O cavaleiro inexistente
autor: Italo Calvino
assunto: paródia das aventuras fantásticas de cavaleiros medievais na época de Carlos Magno, ficando reservada uma surpresa para o desfecho.
Italo Calvino, hoje em dia, anda na onda; pelo menos entre nós. Diversos livros de sua autoria vêm sendo traduzidos seguidamente aqui no Brasil. Um dos últimos é O Cavaleiro Inexistente, que, assim como O Barão nas Árvores, acaba de ser editado nesse ano pela Companhia das Letras. Ambos, juntamente com O Visconde Partido ao Meio, formam a série Os Nossos Antepassados. Estamos diante de um escritor que, depois de se iniciar dentro de uma perspectiva neo-realista, ingressou naquilo que se denomina de universo mágico ou fantástico. Esse Cavaleiro começa por aí - não existe, sua armadura movimenta-se oca, sem o recheio carnal, palpável, da personagem que se intitula Agilulfo Emo Bertrandino dos Guildiverni e dos Altri de Corbentraz e Sura, cavaleiro de Selimpia Citeriore E Fez. Um nome quase tão longo quanto a leve e insólita história que o envolve.
Logo abaixo de Agilulfo, bamboleiam sobre a difusa linha de ficção outros seres deliberadamente inverossímeis como o seu escudeiro Gurdulu (e sua bárbara gula), a guerreira Bradamante, Tambaldo, o aspirante e cavaleiro de Carlos Magno, e Torrismundo, o paladino bastardo do Graal. Todos a se deslocar por entre as estrias de uma salada intencional de temas e conversas, narrada por uma freira, irmã Teodora, supostamente de ou de dentro de um convento - aqueles conventos medievais onde tudo podia acontecer. Com a graça de Deus; ou do demo. Nessa altura, quando no final do entrecho personagem e contador da história se confundem, volta à baila a dúvida, válida ou não, de que o escritor de ficção é só e/ou sempre um narrador. Esse Cavaleiro Inexistente, trazendo na superfície do texto uma aparente despreocupação estrutural, num pisca-pisca de gratuidades, pode também encerrar mais um desafio à meditação em torno do ofício ou arte de relatar o inventar histórias.

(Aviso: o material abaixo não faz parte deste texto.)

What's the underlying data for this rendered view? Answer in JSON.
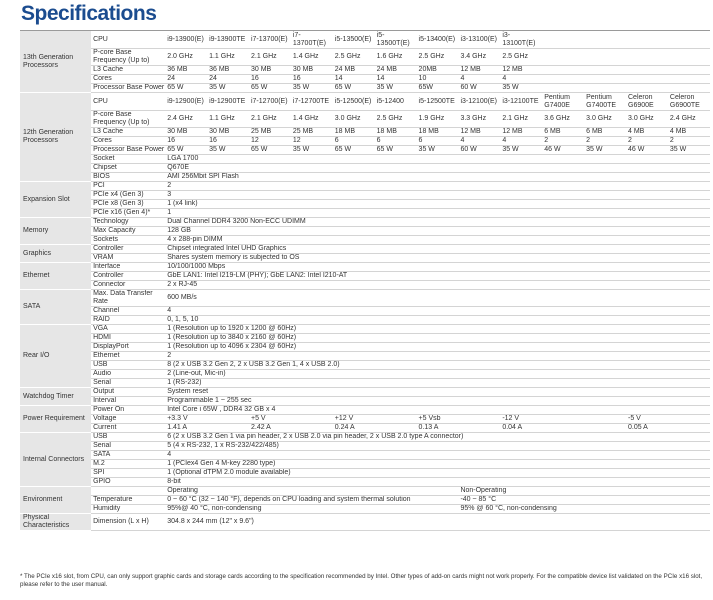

Novo ponto de acionamento das teorias mais sensatas ou mais tresloucadas. Afinal, numa escrita clara e direta, com uma sintaxe nítida, sem marombas, mas com um dispositivo de referências que navega em várias águas, seja a da sátira (ao ideal romântico), da paródia (do heroísmo), da alegoria (tudo é figuração) ou do surrealismo, pode-se perguntar quais as intenções de Calvino. Seria melhor não responder rápido. Talvez a explicação, em parte, esteja na página 59, quando a interposta narradora diz que "a arte de escrever histórias consiste em saber extrair daquele nada que se entendeu da vida todo o resto; mas, concluída a página, retorna-se a vida, e nos damos conta de que aquilo que sabíamos é realmente nada".